本文链接：https://blog.csdn.net/u012735708/article/details/81195542

版权

自学专栏收录该内容

59 篇文章 22 订阅

订阅专栏

注：本文节选自《Python网络数据采集》[Ryan Mitchell著]，其书附带源码不能完美运行，经修改调试后得到预期效果，将此分析处理过程分享给大家。

1.准备知识

此文需要提前掌握的知识有正则表达式、基础爬虫知识、数据字典、列表等。此外本文代码的编译环境是Python3，其中某些语句与Python2稍有不同。

2.N-Gram模型

在自然语言里有一个模型叫做n-gram，表示文字或语言中的n个连续的单词组成序列。在进行自然语言分析时，使用n-gram或者寻找常用词组，可以很容易的把一句话分解成若干个文字片段。使用该模型可以找到文本的核心词，那什么称为核心词呢，一般而言，重复率也就是提及次数最多的也就是文本的核心词。

3.代码分析

通过n-gram模型对文本内容进行分析处理得到文本的核心词，文本内容来源于美国第九任总统威廉·亨利·哈里森的就职演说。
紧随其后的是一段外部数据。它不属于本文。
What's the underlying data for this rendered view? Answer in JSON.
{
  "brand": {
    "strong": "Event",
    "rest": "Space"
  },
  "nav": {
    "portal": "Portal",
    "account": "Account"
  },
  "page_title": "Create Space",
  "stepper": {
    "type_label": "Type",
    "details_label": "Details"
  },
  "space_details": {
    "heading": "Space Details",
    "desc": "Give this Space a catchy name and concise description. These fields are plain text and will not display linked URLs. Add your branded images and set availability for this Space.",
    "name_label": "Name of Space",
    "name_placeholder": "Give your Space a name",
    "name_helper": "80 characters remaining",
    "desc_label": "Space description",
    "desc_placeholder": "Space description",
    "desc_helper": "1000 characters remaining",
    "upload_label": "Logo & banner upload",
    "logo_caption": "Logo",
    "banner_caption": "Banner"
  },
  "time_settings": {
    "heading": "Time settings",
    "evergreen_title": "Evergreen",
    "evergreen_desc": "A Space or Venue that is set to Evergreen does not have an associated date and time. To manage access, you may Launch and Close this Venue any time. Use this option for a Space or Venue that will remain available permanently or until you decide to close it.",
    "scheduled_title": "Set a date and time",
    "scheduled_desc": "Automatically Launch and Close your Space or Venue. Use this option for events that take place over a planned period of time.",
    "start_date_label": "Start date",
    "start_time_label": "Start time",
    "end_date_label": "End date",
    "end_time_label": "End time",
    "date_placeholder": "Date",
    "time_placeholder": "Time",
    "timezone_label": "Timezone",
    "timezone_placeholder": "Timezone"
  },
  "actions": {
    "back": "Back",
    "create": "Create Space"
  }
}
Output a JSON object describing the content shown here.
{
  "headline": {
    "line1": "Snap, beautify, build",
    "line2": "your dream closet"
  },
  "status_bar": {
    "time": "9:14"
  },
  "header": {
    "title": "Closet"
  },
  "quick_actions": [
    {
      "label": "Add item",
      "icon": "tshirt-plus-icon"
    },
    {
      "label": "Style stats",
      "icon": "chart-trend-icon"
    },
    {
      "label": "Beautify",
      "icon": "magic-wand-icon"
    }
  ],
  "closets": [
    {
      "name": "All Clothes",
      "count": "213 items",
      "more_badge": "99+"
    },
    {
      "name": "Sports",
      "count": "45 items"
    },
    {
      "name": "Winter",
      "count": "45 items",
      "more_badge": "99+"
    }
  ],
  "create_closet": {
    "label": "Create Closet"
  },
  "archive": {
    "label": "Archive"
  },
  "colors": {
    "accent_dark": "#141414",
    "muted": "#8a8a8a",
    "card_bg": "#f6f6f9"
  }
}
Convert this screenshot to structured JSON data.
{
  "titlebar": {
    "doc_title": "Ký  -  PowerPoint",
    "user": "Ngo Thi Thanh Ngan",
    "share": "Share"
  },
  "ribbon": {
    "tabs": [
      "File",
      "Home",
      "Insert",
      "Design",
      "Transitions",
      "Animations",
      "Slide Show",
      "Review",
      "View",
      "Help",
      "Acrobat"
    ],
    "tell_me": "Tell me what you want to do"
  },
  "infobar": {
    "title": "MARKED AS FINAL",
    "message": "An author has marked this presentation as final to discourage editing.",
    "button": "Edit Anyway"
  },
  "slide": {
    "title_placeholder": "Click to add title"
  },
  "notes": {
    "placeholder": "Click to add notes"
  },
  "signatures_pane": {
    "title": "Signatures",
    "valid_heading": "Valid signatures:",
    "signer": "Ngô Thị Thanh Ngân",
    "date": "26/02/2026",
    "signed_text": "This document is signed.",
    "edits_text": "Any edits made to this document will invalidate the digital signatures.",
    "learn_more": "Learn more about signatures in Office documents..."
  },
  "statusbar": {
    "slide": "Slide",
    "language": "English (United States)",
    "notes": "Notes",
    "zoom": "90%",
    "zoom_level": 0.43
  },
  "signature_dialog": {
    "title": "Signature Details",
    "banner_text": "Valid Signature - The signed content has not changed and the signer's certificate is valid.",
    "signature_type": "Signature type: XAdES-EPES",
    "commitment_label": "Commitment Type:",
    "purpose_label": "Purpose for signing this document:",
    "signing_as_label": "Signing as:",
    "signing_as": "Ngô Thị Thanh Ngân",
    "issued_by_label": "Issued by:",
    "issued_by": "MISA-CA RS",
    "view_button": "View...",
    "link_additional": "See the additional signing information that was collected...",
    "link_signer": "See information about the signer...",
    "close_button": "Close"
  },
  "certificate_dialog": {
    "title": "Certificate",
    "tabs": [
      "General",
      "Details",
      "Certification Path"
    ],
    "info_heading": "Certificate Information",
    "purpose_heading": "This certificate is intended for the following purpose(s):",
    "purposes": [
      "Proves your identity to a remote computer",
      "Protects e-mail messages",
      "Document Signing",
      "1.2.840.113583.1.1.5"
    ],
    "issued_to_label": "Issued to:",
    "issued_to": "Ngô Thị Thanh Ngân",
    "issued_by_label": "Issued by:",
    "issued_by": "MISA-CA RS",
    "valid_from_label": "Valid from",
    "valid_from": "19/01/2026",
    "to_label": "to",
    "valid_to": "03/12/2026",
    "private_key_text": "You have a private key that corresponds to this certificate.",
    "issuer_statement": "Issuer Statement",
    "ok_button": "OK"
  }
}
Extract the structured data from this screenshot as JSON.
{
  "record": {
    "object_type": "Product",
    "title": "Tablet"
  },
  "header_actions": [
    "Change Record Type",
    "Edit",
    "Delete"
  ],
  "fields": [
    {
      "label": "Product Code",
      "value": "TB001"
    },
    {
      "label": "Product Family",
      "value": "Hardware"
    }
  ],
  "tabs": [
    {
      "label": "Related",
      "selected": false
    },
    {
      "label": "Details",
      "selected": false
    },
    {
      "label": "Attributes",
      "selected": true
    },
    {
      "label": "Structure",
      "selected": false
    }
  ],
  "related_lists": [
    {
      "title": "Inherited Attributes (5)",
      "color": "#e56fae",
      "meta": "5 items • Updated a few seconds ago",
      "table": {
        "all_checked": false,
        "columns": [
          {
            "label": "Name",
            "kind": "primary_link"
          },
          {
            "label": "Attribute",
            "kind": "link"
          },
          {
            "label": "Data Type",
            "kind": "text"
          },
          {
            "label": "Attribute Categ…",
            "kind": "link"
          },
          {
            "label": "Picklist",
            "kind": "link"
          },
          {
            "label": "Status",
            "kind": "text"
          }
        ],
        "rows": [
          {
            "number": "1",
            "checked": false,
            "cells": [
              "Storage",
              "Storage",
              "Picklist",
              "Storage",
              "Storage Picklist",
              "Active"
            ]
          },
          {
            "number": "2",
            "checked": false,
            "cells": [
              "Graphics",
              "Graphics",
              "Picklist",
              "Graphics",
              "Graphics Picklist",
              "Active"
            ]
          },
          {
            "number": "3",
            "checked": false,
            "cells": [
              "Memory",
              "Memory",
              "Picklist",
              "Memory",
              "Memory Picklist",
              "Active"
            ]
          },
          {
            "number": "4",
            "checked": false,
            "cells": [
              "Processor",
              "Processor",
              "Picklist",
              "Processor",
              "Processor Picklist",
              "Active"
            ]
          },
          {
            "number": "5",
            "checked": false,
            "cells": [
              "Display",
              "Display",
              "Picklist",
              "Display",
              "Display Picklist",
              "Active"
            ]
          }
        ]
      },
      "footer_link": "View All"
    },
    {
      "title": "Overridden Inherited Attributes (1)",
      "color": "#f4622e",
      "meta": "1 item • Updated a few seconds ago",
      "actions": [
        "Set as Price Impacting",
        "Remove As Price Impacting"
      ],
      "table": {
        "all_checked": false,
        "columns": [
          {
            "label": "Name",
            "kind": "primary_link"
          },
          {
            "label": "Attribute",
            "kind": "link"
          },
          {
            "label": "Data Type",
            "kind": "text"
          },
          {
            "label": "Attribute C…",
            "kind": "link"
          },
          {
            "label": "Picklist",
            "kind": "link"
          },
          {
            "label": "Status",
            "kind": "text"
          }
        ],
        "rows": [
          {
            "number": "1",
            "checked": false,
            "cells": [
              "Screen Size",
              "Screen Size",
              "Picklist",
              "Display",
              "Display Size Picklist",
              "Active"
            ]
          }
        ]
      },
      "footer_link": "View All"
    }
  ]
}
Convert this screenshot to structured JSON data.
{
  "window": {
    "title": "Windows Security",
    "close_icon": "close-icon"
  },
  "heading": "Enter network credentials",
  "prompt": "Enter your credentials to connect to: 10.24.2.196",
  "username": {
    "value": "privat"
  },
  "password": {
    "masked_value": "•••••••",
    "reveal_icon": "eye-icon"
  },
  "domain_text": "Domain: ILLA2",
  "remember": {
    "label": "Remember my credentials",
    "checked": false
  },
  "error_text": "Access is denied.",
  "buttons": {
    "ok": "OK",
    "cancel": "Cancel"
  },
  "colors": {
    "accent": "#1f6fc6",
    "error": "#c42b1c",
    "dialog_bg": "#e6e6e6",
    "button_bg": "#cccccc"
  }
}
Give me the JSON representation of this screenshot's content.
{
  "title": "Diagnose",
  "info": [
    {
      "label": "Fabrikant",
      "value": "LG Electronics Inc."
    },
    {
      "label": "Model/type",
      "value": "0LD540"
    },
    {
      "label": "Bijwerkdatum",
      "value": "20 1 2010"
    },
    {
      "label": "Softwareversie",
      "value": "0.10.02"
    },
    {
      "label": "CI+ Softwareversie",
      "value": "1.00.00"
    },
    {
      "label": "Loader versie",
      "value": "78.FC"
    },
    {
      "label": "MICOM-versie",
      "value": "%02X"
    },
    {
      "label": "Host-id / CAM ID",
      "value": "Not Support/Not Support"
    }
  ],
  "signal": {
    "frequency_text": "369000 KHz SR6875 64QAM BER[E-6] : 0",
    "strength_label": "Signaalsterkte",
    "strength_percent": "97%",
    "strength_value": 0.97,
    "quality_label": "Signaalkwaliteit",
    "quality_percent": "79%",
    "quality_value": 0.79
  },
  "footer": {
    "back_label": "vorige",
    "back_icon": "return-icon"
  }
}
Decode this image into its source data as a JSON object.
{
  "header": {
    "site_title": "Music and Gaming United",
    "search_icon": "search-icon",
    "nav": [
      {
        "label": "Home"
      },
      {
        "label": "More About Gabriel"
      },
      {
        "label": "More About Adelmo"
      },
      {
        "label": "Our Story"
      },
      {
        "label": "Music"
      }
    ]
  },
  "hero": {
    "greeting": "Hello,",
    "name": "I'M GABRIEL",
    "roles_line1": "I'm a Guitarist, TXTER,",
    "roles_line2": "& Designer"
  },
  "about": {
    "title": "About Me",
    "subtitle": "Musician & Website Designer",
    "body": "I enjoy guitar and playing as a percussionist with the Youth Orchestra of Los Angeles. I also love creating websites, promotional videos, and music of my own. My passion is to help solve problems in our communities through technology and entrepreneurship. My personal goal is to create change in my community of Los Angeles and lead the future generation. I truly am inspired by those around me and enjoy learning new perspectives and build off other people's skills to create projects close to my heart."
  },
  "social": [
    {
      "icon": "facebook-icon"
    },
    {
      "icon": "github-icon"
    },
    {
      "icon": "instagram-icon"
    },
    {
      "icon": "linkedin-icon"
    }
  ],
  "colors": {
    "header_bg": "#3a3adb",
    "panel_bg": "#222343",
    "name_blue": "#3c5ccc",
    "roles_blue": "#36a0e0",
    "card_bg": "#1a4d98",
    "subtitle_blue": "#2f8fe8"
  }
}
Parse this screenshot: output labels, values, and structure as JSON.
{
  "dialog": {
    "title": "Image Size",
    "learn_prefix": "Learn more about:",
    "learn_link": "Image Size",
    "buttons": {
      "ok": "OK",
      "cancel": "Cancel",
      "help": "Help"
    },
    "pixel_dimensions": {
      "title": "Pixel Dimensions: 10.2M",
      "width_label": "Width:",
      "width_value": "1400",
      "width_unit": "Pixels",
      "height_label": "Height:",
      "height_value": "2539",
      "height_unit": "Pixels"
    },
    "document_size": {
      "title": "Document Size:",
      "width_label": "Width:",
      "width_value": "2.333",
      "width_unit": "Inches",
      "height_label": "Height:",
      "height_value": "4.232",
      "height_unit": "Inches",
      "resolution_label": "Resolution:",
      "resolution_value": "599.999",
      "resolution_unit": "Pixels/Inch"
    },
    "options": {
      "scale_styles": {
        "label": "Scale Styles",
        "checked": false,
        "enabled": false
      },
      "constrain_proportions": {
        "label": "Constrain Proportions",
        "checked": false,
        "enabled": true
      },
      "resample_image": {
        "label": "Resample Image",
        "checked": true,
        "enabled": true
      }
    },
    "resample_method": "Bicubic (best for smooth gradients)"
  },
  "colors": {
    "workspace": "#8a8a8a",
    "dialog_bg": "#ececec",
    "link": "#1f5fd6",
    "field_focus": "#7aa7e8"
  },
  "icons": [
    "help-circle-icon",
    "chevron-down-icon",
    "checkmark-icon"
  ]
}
（内容地址：http://pythonscraping.com/files/inaugurationSpeech.txt）

from urllib.request import urlopen
import re
import string
import operator

def cleanInput(input):
    input = re.sub('\n+', " ", input).lower()         #把换行符替换成空格
    input = re.sub('\[[0-9]*\]', "", input)           #剔除类似[1]这样的引用标记
    input = re.sub(' +', " ", input)                  #把连续多个空格替换成一个空格
    input = bytes(input, "UTF-8")                     #把内容转换成utf-8格式以消除转义字符
    input = input.decode("ascii", "ignore")           #内容解码
    cleanInput = []
    input = input.split(' ')                          #以空格为分隔符
    for item in input:
        item = item.strip(string.punctuation)         # string.punctuation获取所有标点符号
        if len(item) > 1 or (item.lower() == 'a' or item.lower() == 'i'):      #找出单词，包括i,a等单个单词
            cleanInput.append(item)
    return cleanInput

def getNgrams(input, n):
    input = cleanInput(input)
    output = {}
    for i in range(len(input)-n+1):
        ngramTemp = " ".join(input[i:i+n])
        if ngramTemp not in output:                  #词频统计
            output[ngramTemp] = 0
        output[ngramTemp] += 1
    return output

content = str(urlopen("http://pythonscraping.com/files/inaugurationSpeech.txt").read(),'utf-8')      #从互联网读取文本内容
ngrams = getNgrams(content, 2)                       #此处采用2-gram
sortedNGrams = sorted(ngrams.items(), key = operator.itemgetter(1), reverse=True)       #按词频排序
print(sortedNGrams)

结果如下：（因条目较多，此处只列给出排名靠前部分内容）

('of the', 213), ('in the', 65), ('to the', 61), ('by the', 41), ('the constitution', 34), ('of our', 29), ('to be', 26), ('the people', 24), ('from the', 24), ('it is', 23)……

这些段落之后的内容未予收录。